Dokter Reyhan kembali masuk kedalam ruangan tempat Pak Gunawan dirawat dan memeriksa tubuh lelaki berusia 40 tahun itu. Mata dan bibirnya sudah tertutup rapat. Detak jantungnya pun sudah tidak ada.
Ayah Rahel benar-benar telah meninggal dunia. Sintia dan Rahel menyusul masuk ke dalam ruangan. Rahel menangis sambil memeluk tubuh ayahnya.
Rahel belum siap dengan kepergian ayahnya. Sememtara Sintia di samping anaknya sembari memegang kaki suaminya yang dingin dan menahan air mata.
“Innalillahi wa innailaihi roji'un. Ayah sudah tidak ada, Tidak mungkin! Ayah tidak mungkin pergi secepat ini!" ujar Rahel sampai bulir bening menetes di pipinya.
"Kamu harus kuat, Nak.
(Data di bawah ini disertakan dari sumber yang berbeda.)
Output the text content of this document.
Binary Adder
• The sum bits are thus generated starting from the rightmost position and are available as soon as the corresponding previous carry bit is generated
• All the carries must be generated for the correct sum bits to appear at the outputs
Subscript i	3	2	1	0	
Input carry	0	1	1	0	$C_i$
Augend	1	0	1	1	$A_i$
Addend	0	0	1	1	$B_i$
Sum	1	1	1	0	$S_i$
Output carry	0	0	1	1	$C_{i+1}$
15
Kamu jangan menangis lagi agar ayah tenang di alam sana," ucap Sintia yang sebenarnya hatinya juga seperti ditekan oleh batu yang berat.
Kedua ibu dan anak itu saling beradu dalam kesedihan. Takdir yang diberikan Tuhan harus mereka terima dengan lapang dada. Tidak lama perawat datang dan berkata,
"Ini dengan keluarga Pak Gunawan? Semua administrasi biaya rumah sakit sudah lunas, pihak keluarga bisa mempersiapkan untuk pulang. Sementara kepulangan jenazah akan diantar pihak rumah sakit," ucap perawat itu sembari menyodorkan nota pembayaran yang telah lunas.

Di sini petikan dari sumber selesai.